Le syndicat des copropriétaires se plaint de ce que le compte du copropriétaire présente un solde débiteur au titre des charges afférentes à ses lots.
Un commandement de payer a été signifié par Commissaires de Justice, en date du 25 novembre 2022 pour un montant en principal de 4.881,99 euros, hors frais.
Une mise en demeure par lettre recommandée avec demande d’avis de réception lui a été expédiée le 18 septembre 2024 et des paiements partiels sont intervenus.
Suivant exploit du 25 novembre 2024, le syndicat des copropriétaires de l’immeuble BLEU HORIZON sis [Adresse 2], représenté par son syndic en exercice, la SARL CITYA CARTIER, a fait citer Monsieur [W] [K] [V] à comparaître devant le Tribunal Judiciaire de Marseille, afin d’obtenir sa condamnation au paiement des sommes suivantes :
— 8.646,86 € au titre des charges de copropriété dues au 18 novembre 2024,
— 2.194,82 € au titre des frais de recouvrement,
— le tout avec intérêts au taux légal à compter du 25 novembre 2022, date du commandement de payer ;
— 2.500 euros à titre de dommages et intérêts ;
— 2.500 euros au titre de l’article 700 du Code de procédure civile, outre les entiers dépens.
Monsieur [W] [K] [V], régulièrement cité à étude, n’a pas constitué avocat.
L’ordonnance de clôture a été rendue le 26 mai 2025 et l’affaire a été mise en délibéré au 25 septembre 2025 suivant la procédure sans audience.
MOTIFS DE LA DECISION
En application de l’article 473, alinéa 2, du Code de procédure civile, la présente décision, susceptible d’appel, est donc réputée contradictoire.
En application de l’article 472 alinéa 2 du Code de procédure civile, lorsque le défendeur ne comparait pas, le juge ne fait droit à la demande que dans la mesure où il l’estime régulière, recevable, et bien fondée.
Monsieur [W] [K] [V] ayant été valablement assigné, il sera statué sur les demandes du syndicat des copropriétaires à son encontre.
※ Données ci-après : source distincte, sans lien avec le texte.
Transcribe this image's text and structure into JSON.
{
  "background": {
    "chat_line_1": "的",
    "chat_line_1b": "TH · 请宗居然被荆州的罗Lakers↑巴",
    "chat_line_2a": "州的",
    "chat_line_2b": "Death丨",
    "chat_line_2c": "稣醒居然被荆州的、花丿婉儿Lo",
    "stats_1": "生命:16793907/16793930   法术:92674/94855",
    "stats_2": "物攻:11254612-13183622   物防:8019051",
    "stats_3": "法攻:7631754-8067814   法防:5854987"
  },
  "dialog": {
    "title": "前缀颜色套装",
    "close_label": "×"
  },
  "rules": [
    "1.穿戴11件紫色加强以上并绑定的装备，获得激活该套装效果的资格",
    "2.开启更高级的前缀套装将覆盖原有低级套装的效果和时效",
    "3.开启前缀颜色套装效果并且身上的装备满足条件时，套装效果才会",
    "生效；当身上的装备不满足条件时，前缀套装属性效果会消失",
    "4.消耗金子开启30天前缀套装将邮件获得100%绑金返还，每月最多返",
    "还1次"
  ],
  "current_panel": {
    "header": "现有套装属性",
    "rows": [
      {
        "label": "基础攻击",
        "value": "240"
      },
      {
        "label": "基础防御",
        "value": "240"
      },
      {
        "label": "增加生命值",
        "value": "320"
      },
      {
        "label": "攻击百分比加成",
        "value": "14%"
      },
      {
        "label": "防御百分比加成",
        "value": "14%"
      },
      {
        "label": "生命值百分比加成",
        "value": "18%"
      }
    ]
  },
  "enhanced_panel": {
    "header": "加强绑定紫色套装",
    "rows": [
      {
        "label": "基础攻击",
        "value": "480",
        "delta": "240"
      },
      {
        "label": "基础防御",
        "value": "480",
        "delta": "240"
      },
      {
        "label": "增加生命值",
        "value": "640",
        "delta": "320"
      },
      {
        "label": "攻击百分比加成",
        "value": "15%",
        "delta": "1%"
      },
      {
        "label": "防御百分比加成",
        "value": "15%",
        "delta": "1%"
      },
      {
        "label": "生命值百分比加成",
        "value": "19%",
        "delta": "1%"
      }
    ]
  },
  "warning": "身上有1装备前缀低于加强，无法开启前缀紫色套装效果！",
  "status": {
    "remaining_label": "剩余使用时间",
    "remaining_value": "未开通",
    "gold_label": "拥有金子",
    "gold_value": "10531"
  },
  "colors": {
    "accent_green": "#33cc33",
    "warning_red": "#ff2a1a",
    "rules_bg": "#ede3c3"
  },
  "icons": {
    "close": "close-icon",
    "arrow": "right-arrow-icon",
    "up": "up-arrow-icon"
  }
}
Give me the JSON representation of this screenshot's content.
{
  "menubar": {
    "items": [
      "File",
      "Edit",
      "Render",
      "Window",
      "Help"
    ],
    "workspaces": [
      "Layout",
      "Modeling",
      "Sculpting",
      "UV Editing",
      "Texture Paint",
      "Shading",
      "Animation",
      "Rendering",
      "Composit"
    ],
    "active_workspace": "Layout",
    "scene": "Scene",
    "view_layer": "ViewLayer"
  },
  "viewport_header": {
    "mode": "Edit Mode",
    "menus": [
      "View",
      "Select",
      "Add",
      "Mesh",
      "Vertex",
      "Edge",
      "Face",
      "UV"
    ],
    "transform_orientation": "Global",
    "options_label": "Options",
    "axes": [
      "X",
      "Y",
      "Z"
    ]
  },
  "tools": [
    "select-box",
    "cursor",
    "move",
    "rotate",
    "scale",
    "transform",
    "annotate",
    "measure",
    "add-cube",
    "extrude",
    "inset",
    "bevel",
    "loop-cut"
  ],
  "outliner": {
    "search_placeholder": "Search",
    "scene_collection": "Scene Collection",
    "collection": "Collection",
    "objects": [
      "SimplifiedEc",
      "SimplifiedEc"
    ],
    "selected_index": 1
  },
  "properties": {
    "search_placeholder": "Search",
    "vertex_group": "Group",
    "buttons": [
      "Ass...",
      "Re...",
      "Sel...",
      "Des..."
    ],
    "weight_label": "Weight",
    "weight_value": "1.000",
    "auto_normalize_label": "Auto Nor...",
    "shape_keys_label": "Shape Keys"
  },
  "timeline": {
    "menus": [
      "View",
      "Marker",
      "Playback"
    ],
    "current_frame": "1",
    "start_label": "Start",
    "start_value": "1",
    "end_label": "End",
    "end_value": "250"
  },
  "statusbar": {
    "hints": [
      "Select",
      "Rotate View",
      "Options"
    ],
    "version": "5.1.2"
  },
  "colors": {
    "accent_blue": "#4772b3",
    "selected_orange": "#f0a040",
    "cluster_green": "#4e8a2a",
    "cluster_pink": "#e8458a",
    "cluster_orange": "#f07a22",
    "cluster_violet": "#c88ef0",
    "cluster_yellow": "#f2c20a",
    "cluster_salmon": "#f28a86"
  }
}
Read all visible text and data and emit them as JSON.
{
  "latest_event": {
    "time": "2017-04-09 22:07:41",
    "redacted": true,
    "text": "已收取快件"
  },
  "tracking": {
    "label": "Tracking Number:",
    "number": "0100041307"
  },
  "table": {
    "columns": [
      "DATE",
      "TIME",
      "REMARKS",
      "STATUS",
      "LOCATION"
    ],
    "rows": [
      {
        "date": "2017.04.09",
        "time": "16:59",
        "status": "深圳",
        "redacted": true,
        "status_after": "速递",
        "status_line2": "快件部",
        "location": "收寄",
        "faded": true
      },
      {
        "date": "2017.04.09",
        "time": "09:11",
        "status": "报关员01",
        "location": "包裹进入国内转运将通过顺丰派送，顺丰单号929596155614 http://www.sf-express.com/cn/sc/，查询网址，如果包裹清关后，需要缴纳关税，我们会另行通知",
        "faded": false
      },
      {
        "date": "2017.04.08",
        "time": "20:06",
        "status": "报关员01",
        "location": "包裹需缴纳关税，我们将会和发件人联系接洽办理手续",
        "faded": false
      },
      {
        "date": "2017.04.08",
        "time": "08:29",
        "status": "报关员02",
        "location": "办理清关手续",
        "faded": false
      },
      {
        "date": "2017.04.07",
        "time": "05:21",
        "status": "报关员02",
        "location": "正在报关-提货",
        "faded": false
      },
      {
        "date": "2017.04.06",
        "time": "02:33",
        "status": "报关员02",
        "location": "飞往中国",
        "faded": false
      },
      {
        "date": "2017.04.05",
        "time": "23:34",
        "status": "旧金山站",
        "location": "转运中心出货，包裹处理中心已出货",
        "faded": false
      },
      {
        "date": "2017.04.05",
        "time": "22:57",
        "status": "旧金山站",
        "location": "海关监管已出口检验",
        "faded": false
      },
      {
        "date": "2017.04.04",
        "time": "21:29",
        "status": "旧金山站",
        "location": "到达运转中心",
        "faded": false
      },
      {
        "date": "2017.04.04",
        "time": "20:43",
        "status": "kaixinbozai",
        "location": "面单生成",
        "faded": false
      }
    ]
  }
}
Sur la demande au titre des charges impayées
L’article 10 de la loi n° 65-557 du 10 juillet 1965 dispose que les copropriétaires sont tenus de participer aux charges entraînées par les services collectifs et les éléments d’équipement commun en fonction de l’utilité que ces services et éléments présentent à l’égard de chaque lot ainsi qu’aux charges relatives à la conservation, à l’entretien et à l’administration des parties communes proportionnellement aux valeurs relatives des parties privatives comprises dans leurs lots.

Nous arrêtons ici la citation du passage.